Штука, конечно, могла бы называть его доктор Ларджен, но он решительно устранился от этого титула в первый же день выхода на пенсию. Студенты в течение 43 лет называли его «доктор», и он предпочитал такое обращение всем остальным. Оно звучало как-то живее, чем «мистер», и не так помпезно, как «профессор». Ну, а сейчас он стал именно ординарным, безликим мистером для всех, кто не называл его Морри. Он не желал проводить свой пенсионный отдых, разочаровывая людей, жаждущих получить бесплатный медицинский совет. Что касается технологии, то тут у Морри проблем тоже не было.
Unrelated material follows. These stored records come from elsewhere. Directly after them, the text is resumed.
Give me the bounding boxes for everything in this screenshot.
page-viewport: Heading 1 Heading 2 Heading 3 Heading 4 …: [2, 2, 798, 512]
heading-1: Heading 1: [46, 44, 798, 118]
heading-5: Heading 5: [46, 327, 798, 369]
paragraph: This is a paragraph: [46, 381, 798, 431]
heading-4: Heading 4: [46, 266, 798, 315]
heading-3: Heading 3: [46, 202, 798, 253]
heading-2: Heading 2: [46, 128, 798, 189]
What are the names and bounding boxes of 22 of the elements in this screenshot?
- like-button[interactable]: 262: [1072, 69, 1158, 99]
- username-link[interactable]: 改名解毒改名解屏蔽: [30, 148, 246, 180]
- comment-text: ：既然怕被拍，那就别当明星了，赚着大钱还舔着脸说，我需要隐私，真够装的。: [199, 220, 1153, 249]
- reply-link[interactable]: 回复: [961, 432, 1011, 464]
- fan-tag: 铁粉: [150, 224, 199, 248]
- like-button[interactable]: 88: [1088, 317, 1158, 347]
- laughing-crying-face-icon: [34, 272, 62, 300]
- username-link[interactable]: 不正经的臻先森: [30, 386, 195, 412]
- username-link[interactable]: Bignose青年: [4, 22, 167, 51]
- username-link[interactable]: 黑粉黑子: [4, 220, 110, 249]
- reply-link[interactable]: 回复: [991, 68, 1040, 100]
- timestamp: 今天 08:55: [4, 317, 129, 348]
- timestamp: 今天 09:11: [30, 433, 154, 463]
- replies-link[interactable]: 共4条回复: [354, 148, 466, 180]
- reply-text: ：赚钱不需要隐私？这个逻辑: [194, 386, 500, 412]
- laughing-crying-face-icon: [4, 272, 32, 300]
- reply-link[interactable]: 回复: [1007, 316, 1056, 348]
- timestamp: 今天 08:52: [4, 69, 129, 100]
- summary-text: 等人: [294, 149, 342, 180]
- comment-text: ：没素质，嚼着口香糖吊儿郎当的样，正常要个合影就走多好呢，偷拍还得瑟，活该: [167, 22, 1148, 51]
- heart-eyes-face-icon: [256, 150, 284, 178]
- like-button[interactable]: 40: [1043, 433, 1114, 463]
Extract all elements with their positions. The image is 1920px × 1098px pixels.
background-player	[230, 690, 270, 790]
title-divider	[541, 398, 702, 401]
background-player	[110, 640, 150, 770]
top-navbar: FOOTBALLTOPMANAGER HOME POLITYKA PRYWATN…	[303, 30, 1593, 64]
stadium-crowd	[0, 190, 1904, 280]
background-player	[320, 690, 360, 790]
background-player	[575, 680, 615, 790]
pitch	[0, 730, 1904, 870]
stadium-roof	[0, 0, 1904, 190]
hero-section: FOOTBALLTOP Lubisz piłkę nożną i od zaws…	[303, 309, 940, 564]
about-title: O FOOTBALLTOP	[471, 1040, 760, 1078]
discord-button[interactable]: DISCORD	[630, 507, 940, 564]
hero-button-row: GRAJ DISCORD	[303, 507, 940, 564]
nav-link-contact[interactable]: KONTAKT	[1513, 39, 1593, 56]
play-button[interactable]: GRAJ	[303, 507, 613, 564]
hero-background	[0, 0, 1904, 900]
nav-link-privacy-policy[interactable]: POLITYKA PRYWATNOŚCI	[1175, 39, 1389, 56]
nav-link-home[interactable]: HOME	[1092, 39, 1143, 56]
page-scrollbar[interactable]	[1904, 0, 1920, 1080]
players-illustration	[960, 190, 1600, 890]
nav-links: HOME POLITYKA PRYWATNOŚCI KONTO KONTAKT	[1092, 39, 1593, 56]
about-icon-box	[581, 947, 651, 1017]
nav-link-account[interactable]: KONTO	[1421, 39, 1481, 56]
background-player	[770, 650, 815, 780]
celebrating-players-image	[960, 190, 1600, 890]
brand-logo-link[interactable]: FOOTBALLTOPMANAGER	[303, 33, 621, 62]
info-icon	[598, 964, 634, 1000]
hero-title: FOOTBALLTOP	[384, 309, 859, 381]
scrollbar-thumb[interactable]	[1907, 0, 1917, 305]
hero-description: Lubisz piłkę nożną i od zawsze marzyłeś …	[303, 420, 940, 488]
Он все еще приходил в ярость, когда сталкивался с людьми, полагавшими, что такой старый пень, разумеется, в технике ничего не смыслит — ведь свой докторский диссер он защитил во времена, когда компьютеры занимали целые залы. А с «персоналкой» стал работать, когда машина с оперативной памятью в 128 килобайт считалась настоящим чудом техники. Свой первый лихой набег в область механизированной обработки данных Морри совершил, когда ему пришлось поработать с механическим табулятором и базой данных на перфокартах.
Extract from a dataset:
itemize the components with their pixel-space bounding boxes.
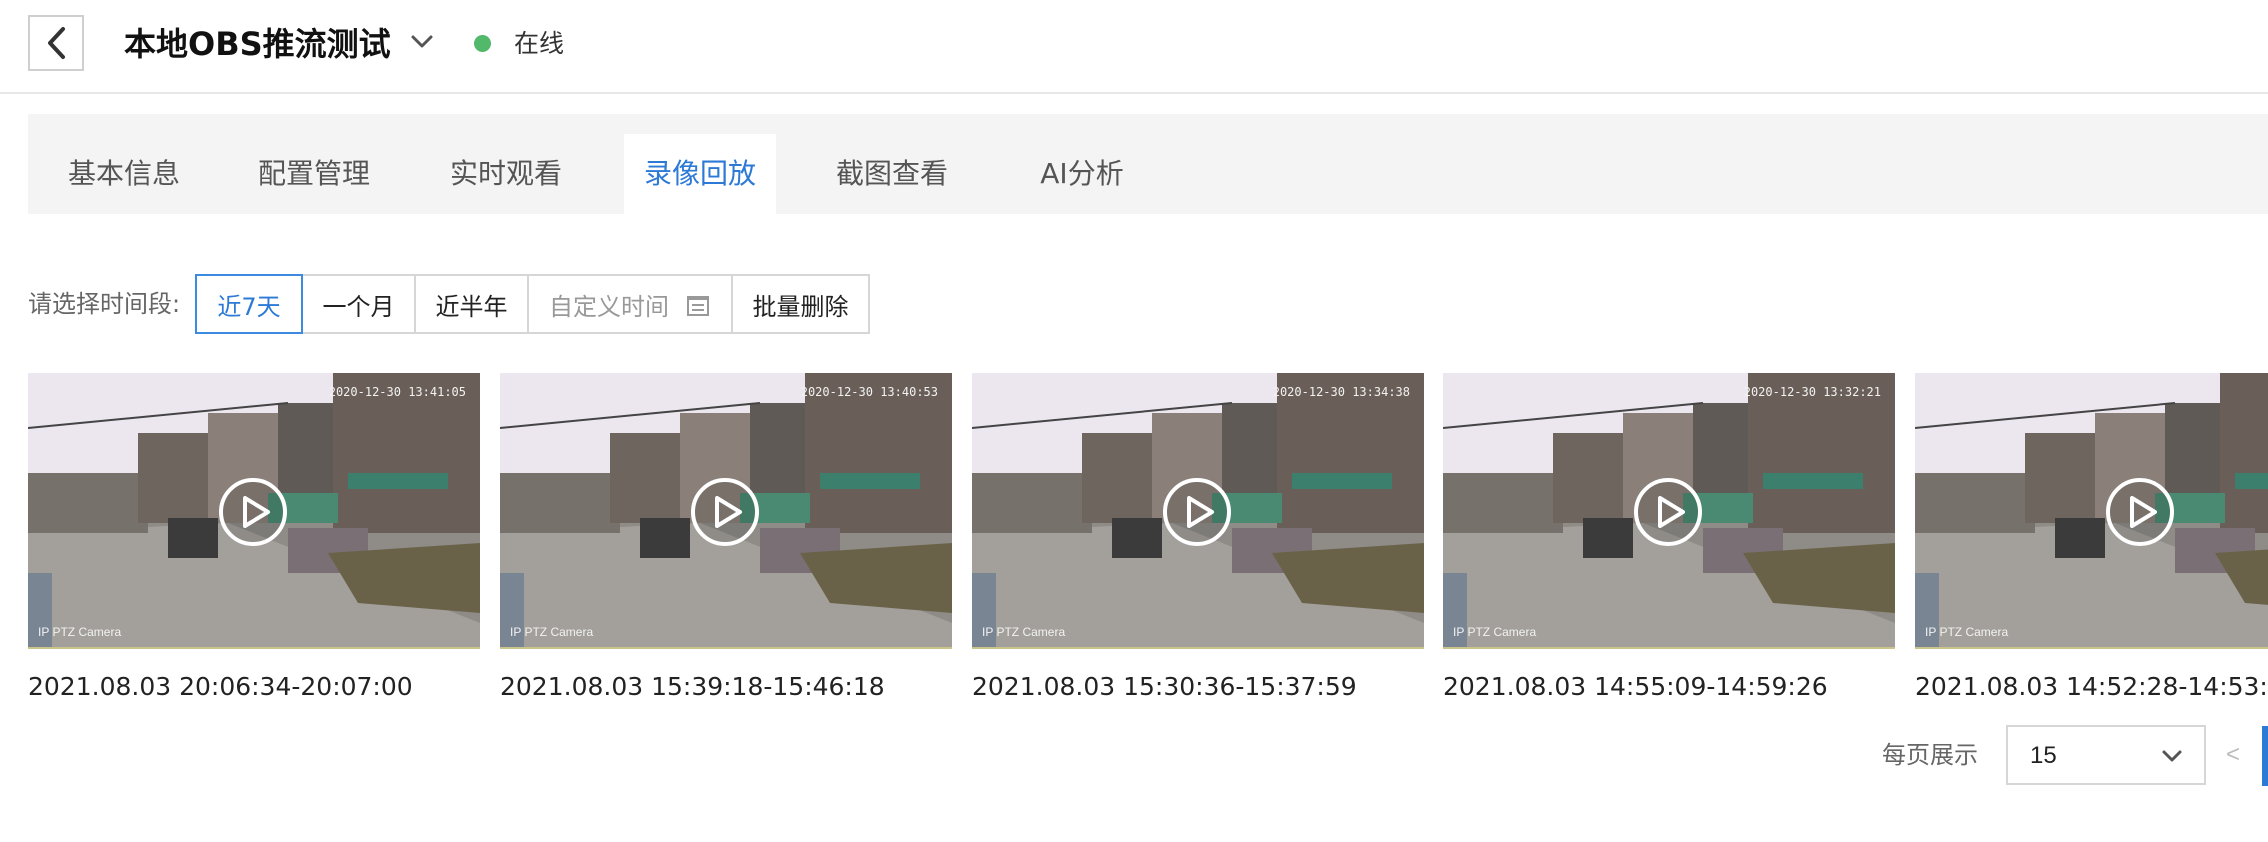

— Машины… это всего лишь… машины… Клэнк. Ты только… инструмент… созданный людьми. Настоящими людьми. С настоящими… чувствами.

* * *

— Почему бы нам не выбрать вечерок, чтобы перекинуться в бридж? — спросила Джорджия Коулмен. — Элли и я против вас и… Клэнка.

— А как насчет: вы и я — против этих штук?

— У нас не будет ни малейшего шанса. Они никогда не забывают карт, Морри.

— Мы могли бы… мухлевать.

Джорджия организовала столик и три кресла. Элли уселась, как будто ее ногам действительно требовался отдых. Клэн подсунул фронтальную часть своей платформы под столик, а щупальца согнул под прямым углом, чтобы держать кисти «рук» под правильным углом и на должном уровне.

— Хорошо, что мы не в покер играем, — заметила Джорджия. — Мысли и чувства Клэнка совершенно невозможно прочесть. Ты согласна, Элли? Ты можешь интерпретировать чувства Клэнка?

— Я не получаю важных сигналов, — ответила Элли.

Морри отметил, что Джорджия рефлекторно формулирует вопросы так, чтобы машина могла их понять. «Ты согласна с тем, что я только что сказала?» перешло в «Ты можешь интерпретировать чувства Клэнка?» — ясное вопросительное предложение, не допускающее дополнительных толкований.

— Содержательный… ответ, — прокомментировал Морри. — Я впе… чатлен…

Джорджия нахмурилась.

— Она всего лишь сказала, что не может прочесть чувства Клэнка по его лицу. Но это ведь очевидно, не так ли?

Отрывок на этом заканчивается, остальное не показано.